Je vous laisse imaginer que, pour bon nombre d'entre nous, il n'est pas acceptable de violer à ce point des droits fondamentaux comme la garantie de la propriété et la liberté économique.
Le gouvernement fédéral a été clair, comme se plaît le relever le rapporteur de minorité. Il n'appartient pas au gouvernement de se prononcer sur la rentabilité des investissements d'une entreprise en se substituant à sa direction. La liberté économique constitue un autre fondement de notre système, que le Conseil fédéral entend respecter. Quoi de plus professionnel pour un entrepreneur que de trouver - dans le respect de la bonne gestion de son entreprise - les meilleures solutions pour maintenir ses activités, voire les développer ? Si cette gestion doit passer par une restructuration, une fusion ou que sais-je encore, c'est au chef d'entreprise de prendre les décisions qu'il juge utiles, car lui seul porte la responsabilité de trouver les solutions qui permettront de maintenir les activités et les emplois, plutôt que de voir son entreprise fermer à plus ou moins court terme pour cause de faillite et, cette fois, mettre tout son personnel au chômage. Mais ancrer dans une loi fédérale ou cantonale les invites de la pétition, cela reviendrait à instituer un droit de confiscation totalement incompatible avec notre ordre juridique et nos libertés.
Certes, Mesdames et Messieurs les députés, l'Etat a un rôle à jouer pour les entreprises, mais il est de les aider à se créer, à se développer, à créer des emplois et à encourager la formation. Il a un autre rôle également, celui d'alléger - comme nous l'avons vu hier avec la motion 1705 renvoyée en commission de l'économie - les lourdeurs administratives, et non de les augmenter - comme avec le nouveau certificat de salaire - pour permettre aux entrepreneurs de mettre toute leur énergie dans leur savoir-faire et dans leur vrai métier, pour le bien et la prospérité de notre économie.

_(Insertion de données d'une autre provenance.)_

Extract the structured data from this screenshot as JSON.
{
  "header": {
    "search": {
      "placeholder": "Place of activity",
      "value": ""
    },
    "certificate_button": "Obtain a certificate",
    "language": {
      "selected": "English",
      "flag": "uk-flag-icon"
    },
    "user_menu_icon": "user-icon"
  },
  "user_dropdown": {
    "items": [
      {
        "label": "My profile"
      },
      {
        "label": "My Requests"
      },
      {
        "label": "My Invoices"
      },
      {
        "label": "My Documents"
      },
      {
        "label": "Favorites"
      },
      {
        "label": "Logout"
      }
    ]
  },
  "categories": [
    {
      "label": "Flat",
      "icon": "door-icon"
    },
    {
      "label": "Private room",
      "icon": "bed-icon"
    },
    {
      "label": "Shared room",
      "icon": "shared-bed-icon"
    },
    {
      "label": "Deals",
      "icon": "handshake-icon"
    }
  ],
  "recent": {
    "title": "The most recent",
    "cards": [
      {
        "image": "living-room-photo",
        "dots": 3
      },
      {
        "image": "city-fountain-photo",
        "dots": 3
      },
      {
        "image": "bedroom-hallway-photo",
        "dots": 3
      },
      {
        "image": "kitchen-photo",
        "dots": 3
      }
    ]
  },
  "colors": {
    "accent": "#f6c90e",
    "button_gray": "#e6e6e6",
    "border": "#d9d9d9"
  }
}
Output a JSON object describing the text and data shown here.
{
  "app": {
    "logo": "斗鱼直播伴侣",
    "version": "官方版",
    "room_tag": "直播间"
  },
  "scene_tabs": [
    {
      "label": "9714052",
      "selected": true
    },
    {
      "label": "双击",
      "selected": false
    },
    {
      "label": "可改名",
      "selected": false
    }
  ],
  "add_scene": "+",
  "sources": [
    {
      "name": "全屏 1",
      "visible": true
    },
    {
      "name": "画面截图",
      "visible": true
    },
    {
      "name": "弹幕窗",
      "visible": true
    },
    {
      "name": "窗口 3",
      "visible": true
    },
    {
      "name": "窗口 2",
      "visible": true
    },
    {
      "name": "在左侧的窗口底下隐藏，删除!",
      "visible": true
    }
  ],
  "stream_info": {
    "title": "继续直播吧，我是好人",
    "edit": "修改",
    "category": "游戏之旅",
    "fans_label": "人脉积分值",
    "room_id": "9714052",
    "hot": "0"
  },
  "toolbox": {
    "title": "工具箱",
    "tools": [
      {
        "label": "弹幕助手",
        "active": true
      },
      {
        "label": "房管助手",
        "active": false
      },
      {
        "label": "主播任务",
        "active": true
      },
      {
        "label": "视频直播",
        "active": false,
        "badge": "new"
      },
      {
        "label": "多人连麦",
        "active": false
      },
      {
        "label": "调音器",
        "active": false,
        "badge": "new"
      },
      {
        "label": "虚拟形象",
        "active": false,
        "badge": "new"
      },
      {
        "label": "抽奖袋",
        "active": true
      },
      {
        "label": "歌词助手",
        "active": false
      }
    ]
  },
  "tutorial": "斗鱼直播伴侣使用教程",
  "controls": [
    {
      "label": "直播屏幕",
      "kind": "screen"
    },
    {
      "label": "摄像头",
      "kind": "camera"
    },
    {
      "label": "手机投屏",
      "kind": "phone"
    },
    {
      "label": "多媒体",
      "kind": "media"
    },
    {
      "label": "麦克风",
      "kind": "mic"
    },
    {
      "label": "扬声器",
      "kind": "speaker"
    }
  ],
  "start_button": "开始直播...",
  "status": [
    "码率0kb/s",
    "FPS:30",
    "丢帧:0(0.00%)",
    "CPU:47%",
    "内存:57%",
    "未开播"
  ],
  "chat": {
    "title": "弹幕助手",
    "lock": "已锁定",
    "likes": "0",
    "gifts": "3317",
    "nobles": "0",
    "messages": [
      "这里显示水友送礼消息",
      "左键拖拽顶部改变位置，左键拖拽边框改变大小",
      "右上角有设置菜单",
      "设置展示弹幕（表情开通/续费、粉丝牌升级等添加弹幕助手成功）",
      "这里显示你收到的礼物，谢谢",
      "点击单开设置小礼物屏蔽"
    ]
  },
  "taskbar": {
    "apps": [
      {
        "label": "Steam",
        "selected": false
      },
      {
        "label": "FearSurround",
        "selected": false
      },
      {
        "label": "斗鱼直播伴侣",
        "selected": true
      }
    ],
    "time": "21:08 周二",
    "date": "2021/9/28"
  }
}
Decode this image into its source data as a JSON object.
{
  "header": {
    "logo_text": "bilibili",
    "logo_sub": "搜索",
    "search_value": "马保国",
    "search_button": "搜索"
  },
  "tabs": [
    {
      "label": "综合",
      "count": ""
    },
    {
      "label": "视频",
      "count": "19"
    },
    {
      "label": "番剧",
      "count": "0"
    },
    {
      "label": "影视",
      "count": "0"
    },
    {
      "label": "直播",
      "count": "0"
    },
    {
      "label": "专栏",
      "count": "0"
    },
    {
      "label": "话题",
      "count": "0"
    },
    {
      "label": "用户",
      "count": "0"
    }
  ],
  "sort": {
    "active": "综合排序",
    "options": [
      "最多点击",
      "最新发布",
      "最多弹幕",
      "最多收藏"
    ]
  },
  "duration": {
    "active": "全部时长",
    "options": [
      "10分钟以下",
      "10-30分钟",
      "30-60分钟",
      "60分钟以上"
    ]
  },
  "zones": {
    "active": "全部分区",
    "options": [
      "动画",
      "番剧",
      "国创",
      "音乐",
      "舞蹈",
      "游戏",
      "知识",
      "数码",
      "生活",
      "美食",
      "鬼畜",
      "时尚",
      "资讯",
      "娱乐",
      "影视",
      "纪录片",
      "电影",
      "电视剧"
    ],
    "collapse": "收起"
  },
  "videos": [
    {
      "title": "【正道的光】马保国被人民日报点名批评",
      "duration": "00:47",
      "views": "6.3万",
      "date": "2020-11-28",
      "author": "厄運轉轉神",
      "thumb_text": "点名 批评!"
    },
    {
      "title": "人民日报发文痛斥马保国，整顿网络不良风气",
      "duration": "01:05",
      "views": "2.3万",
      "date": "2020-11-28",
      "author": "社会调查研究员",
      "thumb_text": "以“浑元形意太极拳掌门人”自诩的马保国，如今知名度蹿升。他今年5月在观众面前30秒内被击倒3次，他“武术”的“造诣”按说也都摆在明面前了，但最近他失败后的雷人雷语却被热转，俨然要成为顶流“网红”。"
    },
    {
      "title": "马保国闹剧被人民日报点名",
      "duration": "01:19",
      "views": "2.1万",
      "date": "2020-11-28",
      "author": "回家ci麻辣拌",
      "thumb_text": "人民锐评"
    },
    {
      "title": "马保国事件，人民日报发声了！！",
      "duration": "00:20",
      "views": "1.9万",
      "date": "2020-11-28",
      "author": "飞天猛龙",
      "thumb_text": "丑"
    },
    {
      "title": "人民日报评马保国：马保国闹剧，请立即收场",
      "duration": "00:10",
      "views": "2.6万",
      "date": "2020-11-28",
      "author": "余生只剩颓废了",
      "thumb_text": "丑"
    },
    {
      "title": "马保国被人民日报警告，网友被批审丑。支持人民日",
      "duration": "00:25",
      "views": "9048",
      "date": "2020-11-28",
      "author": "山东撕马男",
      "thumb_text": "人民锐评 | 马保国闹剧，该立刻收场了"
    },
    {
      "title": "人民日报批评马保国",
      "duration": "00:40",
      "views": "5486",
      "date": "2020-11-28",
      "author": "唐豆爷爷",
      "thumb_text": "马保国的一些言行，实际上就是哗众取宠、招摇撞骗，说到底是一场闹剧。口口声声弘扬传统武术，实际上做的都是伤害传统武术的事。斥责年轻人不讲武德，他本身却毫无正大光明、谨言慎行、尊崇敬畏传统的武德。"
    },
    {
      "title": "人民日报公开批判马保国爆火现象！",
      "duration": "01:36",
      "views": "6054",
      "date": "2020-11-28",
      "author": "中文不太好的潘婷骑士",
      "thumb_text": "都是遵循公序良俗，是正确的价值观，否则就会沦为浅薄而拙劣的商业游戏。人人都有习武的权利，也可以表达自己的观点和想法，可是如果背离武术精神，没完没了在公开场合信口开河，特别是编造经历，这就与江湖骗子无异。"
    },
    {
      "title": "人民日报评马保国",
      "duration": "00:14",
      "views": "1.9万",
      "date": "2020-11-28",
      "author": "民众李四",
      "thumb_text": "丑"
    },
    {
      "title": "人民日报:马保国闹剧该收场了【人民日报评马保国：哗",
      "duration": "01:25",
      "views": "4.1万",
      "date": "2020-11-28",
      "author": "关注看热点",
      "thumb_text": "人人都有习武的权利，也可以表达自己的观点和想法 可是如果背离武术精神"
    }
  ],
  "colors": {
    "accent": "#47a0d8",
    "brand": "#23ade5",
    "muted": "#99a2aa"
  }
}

C'est pour toutes ces raisons que je vous remercie de suivre l'avis de la majorité de la commission et de voter le classement de cette pétition.
M. François Thion (S), rapporteur de minorité. Merci, Madame la rapporteure de majorité, du compliment à propos de mon rapport de minorité. Je ne suis pas sûr que tout le monde l'ait lu, je me permets donc de rappeler quelques points sur ce conflit.
La Boillat est une entreprise saine, moderne et performante. Elle comptait environ 350 employés, mais au début de l'année 2006, elle a connu une grève d'un mois suite à l'annonce du futur transfert de la fonderie de Reconvilliers à Dornach. Ce fut certainement un des conflits du travail les plus durs que notre pays ait connus. Cette grève n'avait pas pour cause une revendication salariale, elle voulait s'opposer au démantèlement programmé de l'entreprise et sauver un outil de travail performant.
Nous pouvons tout à fait admettre qu'une restructuration puisse être nécessaire pour sauver une entreprise. Mais, dans certains cas, on licencie pour maintenir de hauts taux de rentabilité, afin de répondre favorablement aux actionnaires. Cela n'est pas normal à nos yeux, c'est pourtant ce qu'il s'est passé dans l'usine de la Boillat.
Malheureusement, malgré le courage et la détermination du personnel gréviste, malgré l'appui extraordinaire de la population, rien n'a fait reculer Swissmetal dans cette opération suicidaire.
Après cette grève, 112 ouvriers et 21 cadres ont été licenciés. Un peu plus d'une année après, le sentiment du personnel sur place est celui d'un incroyable gâchis par la destruction progressive d'une entreprise florissante. Cette grève a donc été un échec.
Venons-en aux raisons de la pétition. Le droit helvétique n'offre pas d'instruments légaux pour s'opposer à la liquidation d'une société florissante et ultramoderne. J'aimerais rappeler aussi le texte de la pétition 1579, et je vais le citer pour que cela soit clair: «Notre pétition s'adresse aux autorités des cantons suisses pour qu'elles décident d'impulser une initiative parlementaire demandant aux Chambres fédérales de revisiter le droit des sociétés pour y introduire la faculté des organes politiques du pays de protéger certaines entreprises et de les soustraire à la désorganisation économique consécutive à la maladresse ou au souci de lucre de leur propriétaire.»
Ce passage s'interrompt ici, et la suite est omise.